Blood was high this morning - 6.9. Went walking at lunchtime, which was glorious in the sunshine.
Locked myself out when I did that of course. Was standing on the balcony, frustrated, when I got a text from Ma. "Apparently, the new doors are really tricky, so be careful..."
Yeah...thanks Ma...
Also had a text this morning from Karen Pulley.
"What's your email address? Want to send you something," she said. I waited with batied breath, and when it arrived, I laughed so hard that in days gone by, there would have been an orange accident.
You all know that this blog is basically All About Me. But Karen gave me permission to share this with you, and it's all her - though you also all know I can identify whole...well...assedly, with it. I give you "Oh Xenical How I've Missed You"...
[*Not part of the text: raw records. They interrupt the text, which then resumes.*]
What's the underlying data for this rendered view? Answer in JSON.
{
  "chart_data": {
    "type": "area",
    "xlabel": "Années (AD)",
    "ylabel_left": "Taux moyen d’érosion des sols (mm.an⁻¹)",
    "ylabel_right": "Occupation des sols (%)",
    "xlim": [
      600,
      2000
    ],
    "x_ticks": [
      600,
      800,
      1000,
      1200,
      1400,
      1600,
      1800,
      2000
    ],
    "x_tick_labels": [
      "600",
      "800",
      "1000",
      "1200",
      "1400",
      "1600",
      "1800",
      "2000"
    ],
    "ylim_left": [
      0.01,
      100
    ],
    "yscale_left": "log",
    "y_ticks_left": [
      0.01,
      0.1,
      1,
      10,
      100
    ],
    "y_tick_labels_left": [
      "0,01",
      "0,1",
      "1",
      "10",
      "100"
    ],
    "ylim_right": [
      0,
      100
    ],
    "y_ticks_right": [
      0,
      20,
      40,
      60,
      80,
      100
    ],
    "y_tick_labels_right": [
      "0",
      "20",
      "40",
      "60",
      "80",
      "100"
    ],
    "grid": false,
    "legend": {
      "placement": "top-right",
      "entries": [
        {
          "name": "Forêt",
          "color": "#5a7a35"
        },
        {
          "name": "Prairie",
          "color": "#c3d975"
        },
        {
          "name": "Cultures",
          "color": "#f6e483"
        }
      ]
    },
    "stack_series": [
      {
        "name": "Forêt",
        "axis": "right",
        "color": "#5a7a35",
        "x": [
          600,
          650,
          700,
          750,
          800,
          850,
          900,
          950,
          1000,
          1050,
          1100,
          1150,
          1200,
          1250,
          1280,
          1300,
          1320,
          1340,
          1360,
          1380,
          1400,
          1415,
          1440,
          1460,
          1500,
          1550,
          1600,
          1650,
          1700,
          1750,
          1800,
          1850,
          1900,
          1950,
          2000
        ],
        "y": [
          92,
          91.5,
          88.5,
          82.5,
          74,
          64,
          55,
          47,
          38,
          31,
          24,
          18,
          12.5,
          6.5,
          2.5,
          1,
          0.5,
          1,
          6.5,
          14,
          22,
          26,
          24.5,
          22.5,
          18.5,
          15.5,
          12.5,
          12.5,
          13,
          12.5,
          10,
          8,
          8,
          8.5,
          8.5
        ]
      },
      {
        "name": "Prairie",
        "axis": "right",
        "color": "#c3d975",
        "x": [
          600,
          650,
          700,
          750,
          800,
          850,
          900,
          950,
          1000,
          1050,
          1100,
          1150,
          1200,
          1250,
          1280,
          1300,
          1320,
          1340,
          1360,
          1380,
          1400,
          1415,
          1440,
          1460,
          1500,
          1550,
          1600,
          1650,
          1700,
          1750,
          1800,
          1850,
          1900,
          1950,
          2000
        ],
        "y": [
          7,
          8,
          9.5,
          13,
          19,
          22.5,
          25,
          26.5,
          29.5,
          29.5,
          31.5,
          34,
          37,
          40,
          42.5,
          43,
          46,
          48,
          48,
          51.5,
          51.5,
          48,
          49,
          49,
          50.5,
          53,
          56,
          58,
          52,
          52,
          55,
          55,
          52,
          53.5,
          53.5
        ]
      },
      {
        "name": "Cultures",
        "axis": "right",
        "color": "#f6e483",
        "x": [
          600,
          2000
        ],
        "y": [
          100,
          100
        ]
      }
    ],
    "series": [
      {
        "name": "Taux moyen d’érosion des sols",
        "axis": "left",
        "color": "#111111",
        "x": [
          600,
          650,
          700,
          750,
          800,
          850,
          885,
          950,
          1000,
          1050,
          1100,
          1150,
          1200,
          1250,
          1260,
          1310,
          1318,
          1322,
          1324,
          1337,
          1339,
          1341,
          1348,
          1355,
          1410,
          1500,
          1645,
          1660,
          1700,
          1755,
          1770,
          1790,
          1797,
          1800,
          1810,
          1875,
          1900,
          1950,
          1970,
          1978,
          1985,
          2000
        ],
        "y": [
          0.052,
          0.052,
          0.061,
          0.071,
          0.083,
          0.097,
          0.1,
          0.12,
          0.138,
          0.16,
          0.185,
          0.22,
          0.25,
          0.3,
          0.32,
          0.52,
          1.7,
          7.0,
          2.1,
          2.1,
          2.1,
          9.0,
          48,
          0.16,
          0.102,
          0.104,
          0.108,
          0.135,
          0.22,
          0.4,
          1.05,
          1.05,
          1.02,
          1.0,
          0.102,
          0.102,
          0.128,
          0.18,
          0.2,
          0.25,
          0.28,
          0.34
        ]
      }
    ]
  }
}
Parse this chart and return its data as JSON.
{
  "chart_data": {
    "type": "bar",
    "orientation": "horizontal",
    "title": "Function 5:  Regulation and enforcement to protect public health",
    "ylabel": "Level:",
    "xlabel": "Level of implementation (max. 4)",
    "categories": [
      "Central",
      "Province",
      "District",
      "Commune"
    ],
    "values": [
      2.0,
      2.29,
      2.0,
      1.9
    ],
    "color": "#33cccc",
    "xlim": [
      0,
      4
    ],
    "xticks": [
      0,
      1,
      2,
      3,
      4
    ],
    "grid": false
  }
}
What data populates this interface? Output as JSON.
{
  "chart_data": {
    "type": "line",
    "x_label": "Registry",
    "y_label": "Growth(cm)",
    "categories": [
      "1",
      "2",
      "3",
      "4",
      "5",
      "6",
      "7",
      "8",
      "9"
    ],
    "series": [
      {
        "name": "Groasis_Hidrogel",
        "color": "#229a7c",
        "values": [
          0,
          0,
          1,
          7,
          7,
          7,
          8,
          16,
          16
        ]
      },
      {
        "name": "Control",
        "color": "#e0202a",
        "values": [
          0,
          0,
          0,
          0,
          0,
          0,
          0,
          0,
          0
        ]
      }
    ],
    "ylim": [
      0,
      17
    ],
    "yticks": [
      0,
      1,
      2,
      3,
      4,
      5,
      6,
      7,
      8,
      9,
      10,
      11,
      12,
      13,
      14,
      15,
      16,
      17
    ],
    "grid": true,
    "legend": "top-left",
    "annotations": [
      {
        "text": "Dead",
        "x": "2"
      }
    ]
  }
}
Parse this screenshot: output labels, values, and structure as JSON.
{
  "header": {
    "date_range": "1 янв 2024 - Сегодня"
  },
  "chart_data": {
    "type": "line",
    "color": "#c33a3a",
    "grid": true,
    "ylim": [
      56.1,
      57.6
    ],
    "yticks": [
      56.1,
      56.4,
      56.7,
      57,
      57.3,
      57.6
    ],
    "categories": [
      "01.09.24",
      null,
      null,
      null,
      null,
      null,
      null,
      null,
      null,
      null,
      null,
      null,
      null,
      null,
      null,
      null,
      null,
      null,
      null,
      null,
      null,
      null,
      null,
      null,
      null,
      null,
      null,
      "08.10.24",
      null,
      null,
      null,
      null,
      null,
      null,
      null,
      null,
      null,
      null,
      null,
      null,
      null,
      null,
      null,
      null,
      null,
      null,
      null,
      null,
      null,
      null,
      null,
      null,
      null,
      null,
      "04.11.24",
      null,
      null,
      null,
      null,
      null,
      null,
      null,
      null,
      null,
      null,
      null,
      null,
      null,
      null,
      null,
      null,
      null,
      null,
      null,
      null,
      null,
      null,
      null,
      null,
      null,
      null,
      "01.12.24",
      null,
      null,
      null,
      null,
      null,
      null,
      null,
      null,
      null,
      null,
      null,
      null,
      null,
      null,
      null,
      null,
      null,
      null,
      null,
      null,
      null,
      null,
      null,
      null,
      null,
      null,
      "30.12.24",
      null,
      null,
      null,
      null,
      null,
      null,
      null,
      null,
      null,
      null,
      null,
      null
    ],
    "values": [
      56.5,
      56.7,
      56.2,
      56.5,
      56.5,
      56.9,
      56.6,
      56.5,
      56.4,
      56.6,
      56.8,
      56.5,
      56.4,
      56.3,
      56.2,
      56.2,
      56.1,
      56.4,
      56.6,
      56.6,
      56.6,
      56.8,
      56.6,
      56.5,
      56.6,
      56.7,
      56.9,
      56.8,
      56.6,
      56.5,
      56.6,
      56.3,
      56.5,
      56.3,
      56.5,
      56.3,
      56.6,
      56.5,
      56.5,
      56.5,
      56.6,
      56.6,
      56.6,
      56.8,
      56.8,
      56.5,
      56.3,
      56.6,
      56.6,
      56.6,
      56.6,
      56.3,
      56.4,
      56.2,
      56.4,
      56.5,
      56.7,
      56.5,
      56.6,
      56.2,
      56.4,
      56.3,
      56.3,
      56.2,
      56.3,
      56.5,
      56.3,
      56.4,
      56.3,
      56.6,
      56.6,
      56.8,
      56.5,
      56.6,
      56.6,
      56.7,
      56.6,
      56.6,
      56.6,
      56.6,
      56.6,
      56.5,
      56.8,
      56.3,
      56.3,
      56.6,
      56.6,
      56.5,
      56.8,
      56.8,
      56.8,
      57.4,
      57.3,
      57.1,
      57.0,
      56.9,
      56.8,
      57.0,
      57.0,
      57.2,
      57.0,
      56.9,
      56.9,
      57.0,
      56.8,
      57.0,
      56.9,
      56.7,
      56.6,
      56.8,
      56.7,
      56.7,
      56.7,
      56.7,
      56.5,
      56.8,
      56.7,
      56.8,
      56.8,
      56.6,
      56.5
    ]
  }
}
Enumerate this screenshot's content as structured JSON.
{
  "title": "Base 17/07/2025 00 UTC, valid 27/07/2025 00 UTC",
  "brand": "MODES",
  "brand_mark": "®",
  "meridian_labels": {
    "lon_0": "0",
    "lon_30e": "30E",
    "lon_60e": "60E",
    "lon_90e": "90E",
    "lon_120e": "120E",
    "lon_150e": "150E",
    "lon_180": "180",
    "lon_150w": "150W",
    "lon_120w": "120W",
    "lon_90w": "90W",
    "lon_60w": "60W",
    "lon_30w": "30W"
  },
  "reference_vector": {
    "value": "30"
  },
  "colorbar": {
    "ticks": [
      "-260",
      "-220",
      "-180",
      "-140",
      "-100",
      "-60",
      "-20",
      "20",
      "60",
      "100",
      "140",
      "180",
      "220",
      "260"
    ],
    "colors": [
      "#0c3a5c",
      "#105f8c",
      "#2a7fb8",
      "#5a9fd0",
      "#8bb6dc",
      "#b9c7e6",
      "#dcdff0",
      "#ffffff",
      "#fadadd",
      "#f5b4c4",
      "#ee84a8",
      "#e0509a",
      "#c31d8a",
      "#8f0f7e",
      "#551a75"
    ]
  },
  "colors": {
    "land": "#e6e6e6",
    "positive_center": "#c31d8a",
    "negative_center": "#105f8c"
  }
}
Oh Xenical how I've missed you
Oh Xenical how I've missed that pale blue twinkle in your eye;
Your innocent appearance that we know is just a lie;
It's been a while, but let's get this clearly understood,
I know your game and am doing this only for my own good!
Oh Xenical how I've missed you and your messy orange goo,
Impossible to miss everytime I now go to the loo;
You do the job remarkably, for that i can be sure,
I just pray now for a toilet behind every single door!
Oh Xenical how I've missed you, unpredictable to the last,
I no longer trust the farts that echo from my arse;
Knowing that a follow through is likely every time,
I pity the poor bugger who is in the firing line!
Oh Xenical how I've missed the warning stomach cramps,
The racing to the toilet before things get mighty damp,
But credit, where credits due, you do your job quite adequately,
And stop the lardy fatty shit from flushing down the lavatory!
Oh Xenical how I've missed you - I'm serious, I have!
Had I taken you sooner, then things might not be so bad;
It's me and you now kiddo, you know it just makes sense,
You have to help me reach my goal before my time is spent.
For me, while there are laughs aplenty in this thing, that last verse is the killer. That's me. Hated taking the stuff, but miss the hard chemical truncheon-slap that would stop certain things even being an option in my life. Needed it when I began this journey, and possibly need it again even now, despite what my doctor says.
Oh, and on taking all the comments I've had on it, including from Christine, our Gym Instructress, I have decided against going the Atkins route. Which I guess means just pushing on with the hard-ass, rather than the lard-ass, approach to life.
Now, where's that frozen yoghurt...? Oh, right, the freezer - d'uh!